Like many organizations, the Des Moines Public Library is policy-driven. With six buildings, a staff of 100+ serving 4500 library users each day it works better that way. The policies are clear to the employees and the library users and if there is a conflict, the staff can refer to the policy for guidance.
The management staff has to judge when policies should be broken. Most of the time, it’s best to stick to policy; sometimes the line is fuzzy and the decision is a difficult one, other times it is a no-brainer. Then, sometimes, a situation occurs that makes you decide to change the policy.
This afternoon I had the privilege of attending the 100th birthday party of Lois Bright held in the meeting room of the East Side Library. Lois and her deceased husband Dale have contributed generously to the library and countless other local organizations through the Dale and Lois Bright Foundation. The Meeting Room at the East Side Library bears their names to recognize the substantial donation they made to the renovation of that branch library.

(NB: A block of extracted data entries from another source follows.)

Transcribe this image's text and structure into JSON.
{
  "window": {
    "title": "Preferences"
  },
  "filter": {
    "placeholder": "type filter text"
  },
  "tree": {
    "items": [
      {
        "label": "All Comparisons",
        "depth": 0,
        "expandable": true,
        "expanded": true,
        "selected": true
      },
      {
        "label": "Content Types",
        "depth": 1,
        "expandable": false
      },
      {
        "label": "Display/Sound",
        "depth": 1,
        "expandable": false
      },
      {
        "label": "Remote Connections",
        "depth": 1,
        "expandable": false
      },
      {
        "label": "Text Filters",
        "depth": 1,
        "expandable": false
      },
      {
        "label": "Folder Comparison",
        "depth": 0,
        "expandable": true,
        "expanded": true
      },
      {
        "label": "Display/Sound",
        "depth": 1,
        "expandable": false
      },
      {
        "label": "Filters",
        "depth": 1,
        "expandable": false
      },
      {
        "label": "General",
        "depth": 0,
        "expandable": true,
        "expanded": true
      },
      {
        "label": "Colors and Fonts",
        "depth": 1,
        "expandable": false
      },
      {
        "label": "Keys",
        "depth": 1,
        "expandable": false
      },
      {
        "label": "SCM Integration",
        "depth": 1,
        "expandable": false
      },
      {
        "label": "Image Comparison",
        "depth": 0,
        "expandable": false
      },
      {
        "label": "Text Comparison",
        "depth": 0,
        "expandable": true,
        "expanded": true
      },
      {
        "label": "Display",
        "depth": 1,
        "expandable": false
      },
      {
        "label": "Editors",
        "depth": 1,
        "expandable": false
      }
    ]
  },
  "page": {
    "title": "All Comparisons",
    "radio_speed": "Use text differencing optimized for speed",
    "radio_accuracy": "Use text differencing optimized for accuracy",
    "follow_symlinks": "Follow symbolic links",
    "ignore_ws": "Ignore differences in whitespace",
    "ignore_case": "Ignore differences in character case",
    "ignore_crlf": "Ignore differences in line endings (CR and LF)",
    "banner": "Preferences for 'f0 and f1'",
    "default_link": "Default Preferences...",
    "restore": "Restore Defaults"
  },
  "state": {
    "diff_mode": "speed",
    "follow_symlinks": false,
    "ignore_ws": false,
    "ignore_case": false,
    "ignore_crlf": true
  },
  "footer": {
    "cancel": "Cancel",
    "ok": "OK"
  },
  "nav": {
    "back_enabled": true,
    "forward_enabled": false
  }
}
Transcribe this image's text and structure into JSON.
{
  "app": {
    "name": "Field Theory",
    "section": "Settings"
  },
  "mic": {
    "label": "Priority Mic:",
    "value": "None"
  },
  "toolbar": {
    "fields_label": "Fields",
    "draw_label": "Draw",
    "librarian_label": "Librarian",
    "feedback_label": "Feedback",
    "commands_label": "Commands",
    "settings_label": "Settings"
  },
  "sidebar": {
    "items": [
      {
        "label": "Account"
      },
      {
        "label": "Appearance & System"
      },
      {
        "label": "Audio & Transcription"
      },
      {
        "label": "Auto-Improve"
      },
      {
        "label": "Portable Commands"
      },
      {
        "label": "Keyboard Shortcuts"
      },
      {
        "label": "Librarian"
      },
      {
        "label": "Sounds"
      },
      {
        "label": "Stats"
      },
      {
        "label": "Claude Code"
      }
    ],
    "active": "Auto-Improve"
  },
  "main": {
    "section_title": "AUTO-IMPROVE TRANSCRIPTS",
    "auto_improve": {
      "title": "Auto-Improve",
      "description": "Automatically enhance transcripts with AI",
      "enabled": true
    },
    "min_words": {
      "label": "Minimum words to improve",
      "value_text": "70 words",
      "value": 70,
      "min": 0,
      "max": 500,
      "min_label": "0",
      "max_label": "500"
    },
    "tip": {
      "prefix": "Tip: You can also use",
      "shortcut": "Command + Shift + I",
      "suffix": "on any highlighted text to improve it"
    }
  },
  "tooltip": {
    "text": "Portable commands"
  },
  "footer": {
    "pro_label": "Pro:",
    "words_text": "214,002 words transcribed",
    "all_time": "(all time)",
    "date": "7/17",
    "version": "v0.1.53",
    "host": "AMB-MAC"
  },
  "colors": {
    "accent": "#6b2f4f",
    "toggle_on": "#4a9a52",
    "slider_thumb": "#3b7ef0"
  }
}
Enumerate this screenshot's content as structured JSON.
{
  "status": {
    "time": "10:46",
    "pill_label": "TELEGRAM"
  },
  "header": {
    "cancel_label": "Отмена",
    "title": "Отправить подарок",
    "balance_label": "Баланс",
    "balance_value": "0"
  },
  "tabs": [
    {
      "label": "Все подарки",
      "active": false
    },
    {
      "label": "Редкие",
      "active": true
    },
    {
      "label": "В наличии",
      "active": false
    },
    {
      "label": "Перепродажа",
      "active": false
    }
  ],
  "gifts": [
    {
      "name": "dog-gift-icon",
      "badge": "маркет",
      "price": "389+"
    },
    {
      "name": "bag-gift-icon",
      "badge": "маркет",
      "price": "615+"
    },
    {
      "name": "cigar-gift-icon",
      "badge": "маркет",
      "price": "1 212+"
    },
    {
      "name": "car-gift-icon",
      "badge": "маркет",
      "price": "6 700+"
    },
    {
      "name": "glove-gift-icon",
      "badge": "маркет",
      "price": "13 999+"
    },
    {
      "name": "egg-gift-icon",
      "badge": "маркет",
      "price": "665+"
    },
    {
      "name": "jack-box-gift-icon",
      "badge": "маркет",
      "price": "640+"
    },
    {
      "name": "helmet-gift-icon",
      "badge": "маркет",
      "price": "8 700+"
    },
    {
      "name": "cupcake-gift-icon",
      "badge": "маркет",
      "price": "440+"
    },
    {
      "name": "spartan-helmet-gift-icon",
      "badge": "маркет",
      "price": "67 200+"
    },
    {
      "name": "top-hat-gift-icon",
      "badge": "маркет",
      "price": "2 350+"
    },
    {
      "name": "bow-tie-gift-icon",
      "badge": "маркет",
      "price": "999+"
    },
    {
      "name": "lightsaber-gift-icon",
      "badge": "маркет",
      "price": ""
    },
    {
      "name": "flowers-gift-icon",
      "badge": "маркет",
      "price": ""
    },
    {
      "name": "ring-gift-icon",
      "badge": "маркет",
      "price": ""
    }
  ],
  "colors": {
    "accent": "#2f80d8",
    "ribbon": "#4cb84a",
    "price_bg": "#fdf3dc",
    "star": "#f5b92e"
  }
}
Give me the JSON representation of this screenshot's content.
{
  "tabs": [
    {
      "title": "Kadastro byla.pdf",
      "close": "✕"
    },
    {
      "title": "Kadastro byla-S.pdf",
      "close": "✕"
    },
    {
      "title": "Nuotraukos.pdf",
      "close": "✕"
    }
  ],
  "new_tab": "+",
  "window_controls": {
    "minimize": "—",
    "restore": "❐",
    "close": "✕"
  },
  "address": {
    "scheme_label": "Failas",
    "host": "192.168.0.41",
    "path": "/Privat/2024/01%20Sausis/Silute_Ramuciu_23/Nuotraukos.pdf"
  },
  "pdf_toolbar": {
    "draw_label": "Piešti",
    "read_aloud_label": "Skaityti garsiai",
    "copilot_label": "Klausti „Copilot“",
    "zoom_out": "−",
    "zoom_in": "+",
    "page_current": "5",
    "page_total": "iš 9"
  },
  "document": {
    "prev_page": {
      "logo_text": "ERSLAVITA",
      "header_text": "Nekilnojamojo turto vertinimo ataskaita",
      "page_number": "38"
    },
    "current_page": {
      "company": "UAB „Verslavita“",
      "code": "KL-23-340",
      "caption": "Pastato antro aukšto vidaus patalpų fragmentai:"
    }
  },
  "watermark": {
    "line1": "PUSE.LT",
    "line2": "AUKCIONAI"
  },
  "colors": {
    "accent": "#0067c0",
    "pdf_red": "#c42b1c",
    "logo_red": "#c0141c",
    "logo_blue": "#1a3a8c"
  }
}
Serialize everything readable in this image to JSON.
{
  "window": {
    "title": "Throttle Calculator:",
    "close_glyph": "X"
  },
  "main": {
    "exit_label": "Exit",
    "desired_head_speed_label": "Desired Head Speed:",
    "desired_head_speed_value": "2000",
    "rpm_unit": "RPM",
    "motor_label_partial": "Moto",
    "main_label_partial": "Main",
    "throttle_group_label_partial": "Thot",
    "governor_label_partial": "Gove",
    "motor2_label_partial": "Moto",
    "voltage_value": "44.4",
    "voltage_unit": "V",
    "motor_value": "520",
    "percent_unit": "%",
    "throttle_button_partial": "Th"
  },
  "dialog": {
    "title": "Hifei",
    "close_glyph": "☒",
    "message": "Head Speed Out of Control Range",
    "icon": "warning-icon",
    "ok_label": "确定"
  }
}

Normally, the meeting room would not be available to an invitation-only party during hours the library is closed. When the request to hold the party there was first made, we had to think about it – for about 30 seconds. What kind of precedent would this set? Would everyone want to hold birthday parties at the library when it wasn’t open? If we said yes to this, how would we say no to the next request?
In the end, it was a no-brainer and we changed the policy. Every major donor who turns 100 may hold a birthday party in a library meeting room. No questions asked. The branch manager and acting director will be there to help set up the room and arrange the designer cupcakes and enjoy every minute of it.
Happy 100th Birthday, Mrs. Bright, and many more!